- Directed by: Bill James
- Written by: Bill James Bugsy Dabao
- Produced by: K.Y. Lim
- Starring: Bruce Le Jack Lee Romano Kristoff Manny Luna Eve Wong
- Cinematography: Felizandro Bailen Popoy Orense Vic Anao
- Music by: Totoy Nuke
- Distributed by: Kinavesa International
- Release date: August 22, 1980;
- Running time: 89 minutes
- Country: Philippines

= Bruce's Fist of Vengeance =

Bruce's Fist of Vengeance is a 1980 Bruceploitation martial arts movie from the Philippines starring notorious Bruce Lee imitator Bruce Le.

==Synopsis==
To compete in his friend Peter's martial arts tournament, Jack flies into Manila from Hong Kong and brings along a book of secret Jeet Kune Do techniques that was entrusted to him by the late martial arts legend Bruce Lee.

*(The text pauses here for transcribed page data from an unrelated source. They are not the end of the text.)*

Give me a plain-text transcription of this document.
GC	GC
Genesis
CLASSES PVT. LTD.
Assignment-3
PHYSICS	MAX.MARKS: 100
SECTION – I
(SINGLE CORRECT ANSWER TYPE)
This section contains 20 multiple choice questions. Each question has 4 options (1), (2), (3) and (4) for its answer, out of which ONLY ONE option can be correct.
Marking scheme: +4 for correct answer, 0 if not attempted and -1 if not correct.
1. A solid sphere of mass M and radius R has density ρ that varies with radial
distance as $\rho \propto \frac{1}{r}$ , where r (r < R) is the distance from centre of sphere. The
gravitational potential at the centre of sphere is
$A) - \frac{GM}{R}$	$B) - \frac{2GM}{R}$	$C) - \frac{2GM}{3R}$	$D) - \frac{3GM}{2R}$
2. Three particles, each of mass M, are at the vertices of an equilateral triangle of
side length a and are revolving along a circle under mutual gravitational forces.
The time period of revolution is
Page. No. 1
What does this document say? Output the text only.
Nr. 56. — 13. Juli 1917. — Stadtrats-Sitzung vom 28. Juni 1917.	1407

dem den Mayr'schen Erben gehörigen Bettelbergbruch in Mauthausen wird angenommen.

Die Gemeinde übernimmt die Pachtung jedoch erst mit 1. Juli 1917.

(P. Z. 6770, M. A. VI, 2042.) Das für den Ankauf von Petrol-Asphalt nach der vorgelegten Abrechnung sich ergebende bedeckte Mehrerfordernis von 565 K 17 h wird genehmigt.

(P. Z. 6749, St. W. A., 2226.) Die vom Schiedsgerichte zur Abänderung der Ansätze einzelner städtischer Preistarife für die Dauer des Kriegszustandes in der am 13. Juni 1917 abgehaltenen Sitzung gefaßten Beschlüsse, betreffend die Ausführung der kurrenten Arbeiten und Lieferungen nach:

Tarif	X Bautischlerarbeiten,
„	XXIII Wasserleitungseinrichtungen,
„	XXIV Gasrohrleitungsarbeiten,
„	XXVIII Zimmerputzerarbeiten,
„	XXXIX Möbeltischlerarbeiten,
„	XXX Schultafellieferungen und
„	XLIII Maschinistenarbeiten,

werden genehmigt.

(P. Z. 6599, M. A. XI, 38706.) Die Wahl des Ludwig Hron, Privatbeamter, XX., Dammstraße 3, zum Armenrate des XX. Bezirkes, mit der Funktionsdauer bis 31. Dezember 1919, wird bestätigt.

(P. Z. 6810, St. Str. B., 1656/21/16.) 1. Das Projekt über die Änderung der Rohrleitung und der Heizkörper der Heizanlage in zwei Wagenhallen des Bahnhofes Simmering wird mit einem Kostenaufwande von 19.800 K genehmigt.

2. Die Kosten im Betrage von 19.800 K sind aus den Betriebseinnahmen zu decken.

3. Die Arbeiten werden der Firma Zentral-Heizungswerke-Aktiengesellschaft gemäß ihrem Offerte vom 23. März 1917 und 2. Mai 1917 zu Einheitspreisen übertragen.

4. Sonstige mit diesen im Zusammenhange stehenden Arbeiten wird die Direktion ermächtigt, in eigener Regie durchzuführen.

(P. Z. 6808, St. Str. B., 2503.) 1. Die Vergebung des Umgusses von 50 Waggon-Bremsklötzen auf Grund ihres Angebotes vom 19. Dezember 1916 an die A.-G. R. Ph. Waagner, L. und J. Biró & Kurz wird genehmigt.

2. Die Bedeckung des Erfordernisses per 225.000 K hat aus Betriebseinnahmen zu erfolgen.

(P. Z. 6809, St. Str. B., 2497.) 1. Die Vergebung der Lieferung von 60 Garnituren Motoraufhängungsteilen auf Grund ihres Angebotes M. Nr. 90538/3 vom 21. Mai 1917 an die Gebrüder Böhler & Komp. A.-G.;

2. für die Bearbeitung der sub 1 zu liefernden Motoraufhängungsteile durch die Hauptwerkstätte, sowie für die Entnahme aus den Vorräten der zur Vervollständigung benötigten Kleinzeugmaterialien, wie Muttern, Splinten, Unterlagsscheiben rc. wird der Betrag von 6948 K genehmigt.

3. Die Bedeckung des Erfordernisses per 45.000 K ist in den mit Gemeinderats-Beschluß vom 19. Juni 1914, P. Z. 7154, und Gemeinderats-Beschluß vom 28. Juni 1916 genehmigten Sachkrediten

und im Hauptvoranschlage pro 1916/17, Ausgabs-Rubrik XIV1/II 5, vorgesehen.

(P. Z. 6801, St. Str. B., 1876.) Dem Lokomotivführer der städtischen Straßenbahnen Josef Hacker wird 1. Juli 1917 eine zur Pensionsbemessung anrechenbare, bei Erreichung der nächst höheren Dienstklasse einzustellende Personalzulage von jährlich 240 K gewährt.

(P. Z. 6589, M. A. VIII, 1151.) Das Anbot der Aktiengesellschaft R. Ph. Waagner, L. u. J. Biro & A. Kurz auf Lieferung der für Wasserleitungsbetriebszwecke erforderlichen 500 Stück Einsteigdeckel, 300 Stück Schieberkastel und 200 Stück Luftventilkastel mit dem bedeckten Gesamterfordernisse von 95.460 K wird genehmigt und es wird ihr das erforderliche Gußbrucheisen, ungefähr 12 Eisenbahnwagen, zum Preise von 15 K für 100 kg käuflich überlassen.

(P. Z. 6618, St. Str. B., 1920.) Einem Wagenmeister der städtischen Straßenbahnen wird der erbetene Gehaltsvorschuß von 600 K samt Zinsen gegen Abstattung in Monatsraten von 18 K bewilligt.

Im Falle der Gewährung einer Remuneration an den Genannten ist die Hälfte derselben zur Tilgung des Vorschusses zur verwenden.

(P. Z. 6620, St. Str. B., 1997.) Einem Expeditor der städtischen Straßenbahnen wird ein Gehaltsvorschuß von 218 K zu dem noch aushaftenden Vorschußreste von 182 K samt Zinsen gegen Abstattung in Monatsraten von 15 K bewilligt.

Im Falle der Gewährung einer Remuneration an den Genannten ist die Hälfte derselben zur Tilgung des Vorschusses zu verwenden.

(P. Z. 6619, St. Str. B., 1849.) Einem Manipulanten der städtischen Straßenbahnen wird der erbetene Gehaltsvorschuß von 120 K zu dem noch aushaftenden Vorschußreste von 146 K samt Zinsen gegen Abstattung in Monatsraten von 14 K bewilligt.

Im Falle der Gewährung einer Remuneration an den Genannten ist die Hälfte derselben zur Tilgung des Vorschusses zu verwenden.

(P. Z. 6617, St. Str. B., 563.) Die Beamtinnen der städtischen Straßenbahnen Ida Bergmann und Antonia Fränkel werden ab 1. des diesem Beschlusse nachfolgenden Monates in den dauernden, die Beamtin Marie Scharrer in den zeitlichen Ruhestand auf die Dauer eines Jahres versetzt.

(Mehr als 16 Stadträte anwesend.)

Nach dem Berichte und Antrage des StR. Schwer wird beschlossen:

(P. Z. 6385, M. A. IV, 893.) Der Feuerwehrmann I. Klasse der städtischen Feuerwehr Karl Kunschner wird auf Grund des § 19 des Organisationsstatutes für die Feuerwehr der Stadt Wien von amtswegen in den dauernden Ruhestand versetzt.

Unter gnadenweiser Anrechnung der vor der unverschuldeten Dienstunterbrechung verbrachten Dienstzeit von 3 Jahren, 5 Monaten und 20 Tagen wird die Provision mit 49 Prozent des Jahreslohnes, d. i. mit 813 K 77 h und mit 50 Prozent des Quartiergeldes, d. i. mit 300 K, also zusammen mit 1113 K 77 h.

During the competition, Jack witnesses Peter's defeat at the hands and feet of his academy's rival master, Miguel. Peter gets the book from Jack, just as Miguel learns about its existence. Miguel sends his best fighters to seize the book. Instead, they kidnap Jack and Peter's girlfriend Miriam and hold them ransom in exchange for the book. Now, working commando, Peter uses the secrets of the book to free his woman and best friend.

==Cast==
- Bruce Le as Peter
- Romano Kristoff as Miguel
- Jack Lee as Jack
- Jim Gaines as James
- Carla Reynolds as Miriam
- Ken Watanabe as Samurai Master from Japan

==Reception==

Mark Pollard of KungFuCinema.com gives the film zero stars out of five and said: "Craptastic doesn't begin to describe just how bad Bruce's Fist of Vengeance really is. Congratulations if you're reading this, because you just found a review for one of the worst kung fu movies ever filmed"

Thevideovacuum gave the film 2 stars out of 4 and said: "No matter how many things this flick had going for it, I still had one major beef: The fight scenes. Yeah, Jack had a couple nifty comical fights early on, but the more serious battles later in the film are either sped up way too fast or filmed in the slowest slow motion in history. In one scene Bruce Le will be running around like The Monkees karate chopping people, then the next, he’ll be in such Super Slow Mo that it looks like he’s hardly even moving. The fast motion scenes are particularly idiotic because they occur in the section of the film when Bruce is trying to avenge his friend’s death. Nothing and I mean nothing ruins the mood of a good old fashioned vendetta than silly looking fast motion that makes you look like Benny Hill."